Human Middleware: The cost of making AI usable, and how long it will be paid

First named by Richard Foster-Fletcher in 'Human Middleware,' What Still Matters, 2026. Part of the Structural Dynamics of AI Adoption.

The first draft is now cheap. The second draft is the cost.

Human Middleware. This term names the cognitive labour that sits around the model, the act of transforming plausible output into usable output.

AI strategies currently depend on an informal layer of quality assurance that hasn't been factored into capacity planning or talent development frameworks. This shows up as employees that are willing to take on the relentless, frustrating Human Middleware work without any changes to their contract, job description or salary.

AI strategies currently depend on an informal layer of quality assurance that hasn't been factored into capacity planning or talent development frameworks.

More than writing and interpreting, Human Middleware includes reading the system before the words even arrive. Response time becomes a clue, not a measurement. A fast answer on a hard task suggests a shortcut was taken. A slow answer on an easy task suggests the model misread the request. A slow answer on a hard task could mean either deep processing or confusion, and you cannot tell which unless you follow the reasoning feed in real time to see what was happening.

Increasingly, using LLMs properly already means using more than one model, holding multiple mental models, each with different strengths and tendencies. The systems themselves change without warning, so those mental models need constant recalibration. This interpretation layer is expensive to build and expensive to maintain. It does not compress or stabilise because the ground keeps shifting.

If it stays unnamed, it will stay unaccounted for.

It cannot stay that way.

Could Human Middleware be a transition phase?

Some of the burden is learning how to drive the tool. The other burden is making its output fit a specific reality with consequences, where omissions and phrasing can become commitments.

It resembles supervision, but it behaves differently. Unlike correcting a person, correcting a model typically doesn't create lasting change in the base system, often the same correction is required each time.

Models may reduce some of the burden as they become easier to steer and better at holding context. But that is not the same as the burden of the conversion work diminishing.

The interpretation work that surrounds a single document can exceed the time the model took to produce it. A thirty-second draft becomes a thirty-minute negotiation with the output.

Two forces push against a reduction.

Many cloud model providers update systems without user control and the user's working assumptions need re-testing because the boundary of what the system will do has moved without an internal decision.

The other is the pull toward generic plausibility. A model can become more capable and still default to language that sounds reasonable in the abstract while missing what is locally true, locally risky, or locally unacceptable.

Models are improving and context windows have been expanding, but neither of these updates changes the structural pull toward generic plausibility.

Organisations do not need what reads well, they need what reads right.

Opting out

There is a group who are not engaging because they have decided the tax is not worth paying. They can already produce quality work without it and they perceive that their level of expertise means the tool does not offer enough to justify the friction.

This is a bet, not a permanent position.

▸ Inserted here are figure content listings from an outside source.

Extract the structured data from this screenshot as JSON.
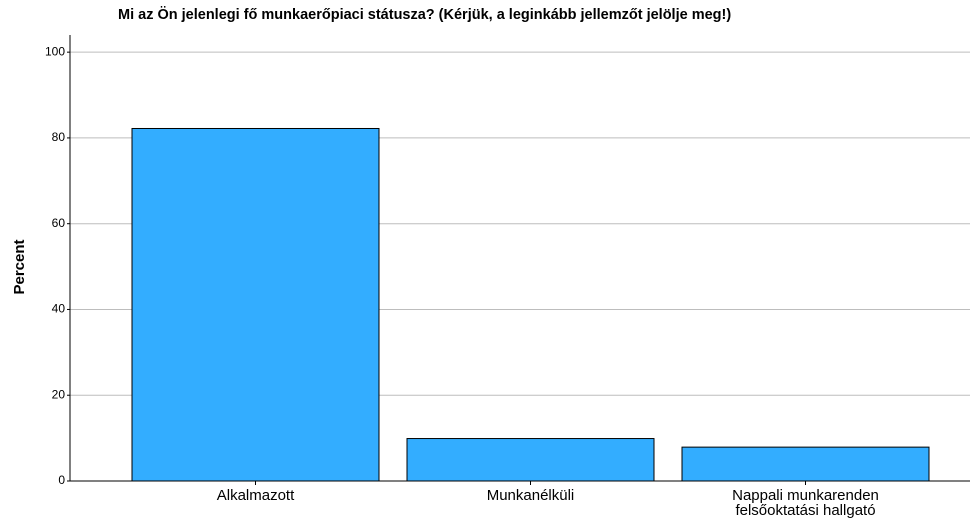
{
  "chart_data": {
    "type": "bar",
    "title": "Mi az Ön jelenlegi fő munkaerőpiaci státusza? (Kérjük, a leginkább jellemzőt jelölje meg!)",
    "y_label": "Percent",
    "categories": [
      "Alkalmazott",
      "Munkanélküli",
      "Nappali munkarenden felsőoktatási hallgató"
    ],
    "values": [
      82.2,
      9.9,
      7.9
    ],
    "color": "#33adff",
    "ylim": [
      0,
      104
    ],
    "yticks": [
      0,
      20,
      40,
      60,
      80,
      100
    ],
    "grid": true
  }
}
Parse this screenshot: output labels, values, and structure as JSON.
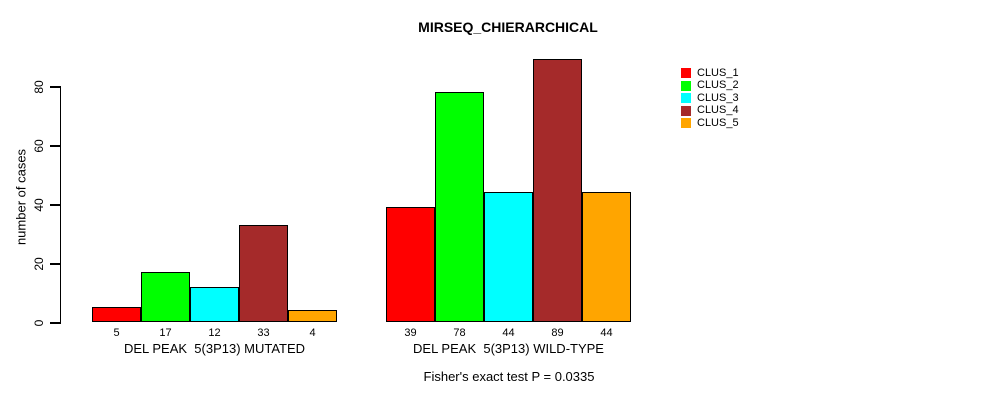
{
  "chart_data": {
    "type": "bar",
    "title": "MIRSEQ_CHIERARCHICAL",
    "ylabel": "number of cases",
    "xlabel": "",
    "yticks": [
      0,
      20,
      40,
      60,
      80
    ],
    "ylim": [
      0,
      89
    ],
    "grid": false,
    "legend_position": "right",
    "series_names": [
      "CLUS_1",
      "CLUS_2",
      "CLUS_3",
      "CLUS_4",
      "CLUS_5"
    ],
    "colors": [
      "#ff0000",
      "#00ff00",
      "#00ffff",
      "#a52a2a",
      "#ffa500"
    ],
    "groups": [
      {
        "label": "DEL PEAK  5(3P13) MUTATED",
        "values": [
          5,
          17,
          12,
          33,
          4
        ]
      },
      {
        "label": "DEL PEAK  5(3P13) WILD-TYPE",
        "values": [
          39,
          78,
          44,
          89,
          44
        ]
      }
    ],
    "bar_value_labels": true,
    "annotation": "Fisher's exact test P = 0.0335"
  }
}
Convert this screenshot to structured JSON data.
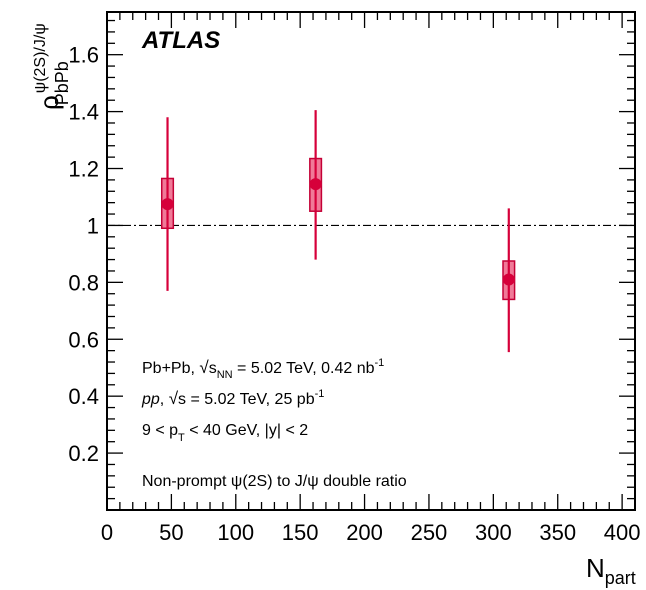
{
  "chart_data": {
    "type": "scatter",
    "experiment": "ATLAS",
    "ylabel": {
      "symbol": "ρ",
      "superscript": "ψ(2S)/J/ψ",
      "subscript": "PbPb"
    },
    "xlabel": {
      "symbol": "N",
      "subscript": "part"
    },
    "xlim": [
      0,
      410
    ],
    "ylim": [
      0,
      1.75
    ],
    "x_ticks": [
      "0",
      "50",
      "100",
      "150",
      "200",
      "250",
      "300",
      "350",
      "400"
    ],
    "y_ticks": [
      "0.2",
      "0.4",
      "0.6",
      "0.8",
      "1",
      "1.2",
      "1.4",
      "1.6"
    ],
    "reference_line": 1.0,
    "points": [
      {
        "x": 47,
        "y": 1.075,
        "stat_err_low": 0.305,
        "stat_err_high": 0.305,
        "sys_low": 0.085,
        "sys_high": 0.09,
        "sys_half_width": 4.5
      },
      {
        "x": 162,
        "y": 1.145,
        "stat_err_low": 0.265,
        "stat_err_high": 0.26,
        "sys_low": 0.095,
        "sys_high": 0.09,
        "sys_half_width": 4.5
      },
      {
        "x": 312,
        "y": 0.81,
        "stat_err_low": 0.255,
        "stat_err_high": 0.25,
        "sys_low": 0.07,
        "sys_high": 0.065,
        "sys_half_width": 4.5
      }
    ],
    "colors": {
      "marker": "#d6003a",
      "box_fill": "#f07a98",
      "box_stroke": "#c40036"
    },
    "annotations": {
      "line1": {
        "a": "Pb+Pb, ",
        "sqrt": "s",
        "sqrt_sub": "NN",
        "b": " = 5.02 TeV, 0.42 nb",
        "sup": "-1"
      },
      "line2": {
        "italic": "pp",
        "a": ", ",
        "sqrt": "s",
        "b": " = 5.02 TeV, 25 pb",
        "sup": "-1"
      },
      "line3": {
        "a": "9 < p",
        "sub": "T",
        "b": " < 40 GeV, |y| < 2"
      },
      "line4": "Non-prompt ψ(2S) to J/ψ double ratio"
    }
  }
}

They are betting they can continue delivering without engaging deeply, at least for now. Some will discover the environment shifted faster than their timeline. But for now, they are not carrying Human Middleware because they have opted out entirely.

This creates a governance blind spot where strategic assumptions about capability distribution may not match operational reality. The cost of this decision falls on the board. It shows up as uneven adoption, bottlenecks around the trusted reviewers, and a two-speed organisation where the AI story looks strong in slides but patchy in work.

What people are calculating

Employees facing this reality likely face a calculation.

If this is temporary, if the interpretation layer eventually thins to nothing, then the work that currently justifies their role disappears with it. They are valuable now because AI needs them. Remove that need, and the question of what remains becomes uncomfortable.

If this is not temporary, if the conversion work persists because drift and generic gravity never go away, then this is not a transition they are enduring. This is the shape of work for the rest of their careers, where the frustration does not ease and the calibration does not end. The grind continues until work stops or they do.

People adjust behaviour to what the job rewards and drains, whether anyone names it or not.

The biggest threat to AI adoption may not be hallucinations or data security. It may be annoyance.

The cost beneath the cost

Organisations are inadvertently absorbing this work into existing workflows without recognising it as a distinct capability requiring investment, much like how 'data hygiene' was once invisible until it became a competitive differentiator.

The durability of AI adoption may ultimately depend less on technical reliability than on the sustainability of the human oversight layer, particularly the cognitive load it places on high performers whose discretionary effort determines execution quality.

In general, the promise to employees was that AI would enable them to operate at a higher level of abstraction, with judgement and strategy rising as machines handled execution. That shift requires people to move beyond interpretation into leverage. If the interpretation layer keeps absorbing their capacity, the shift stalls, perhaps indefinitely, and that has significant consequences for your AI strategy and for the people propping up the illusion of machines that can think.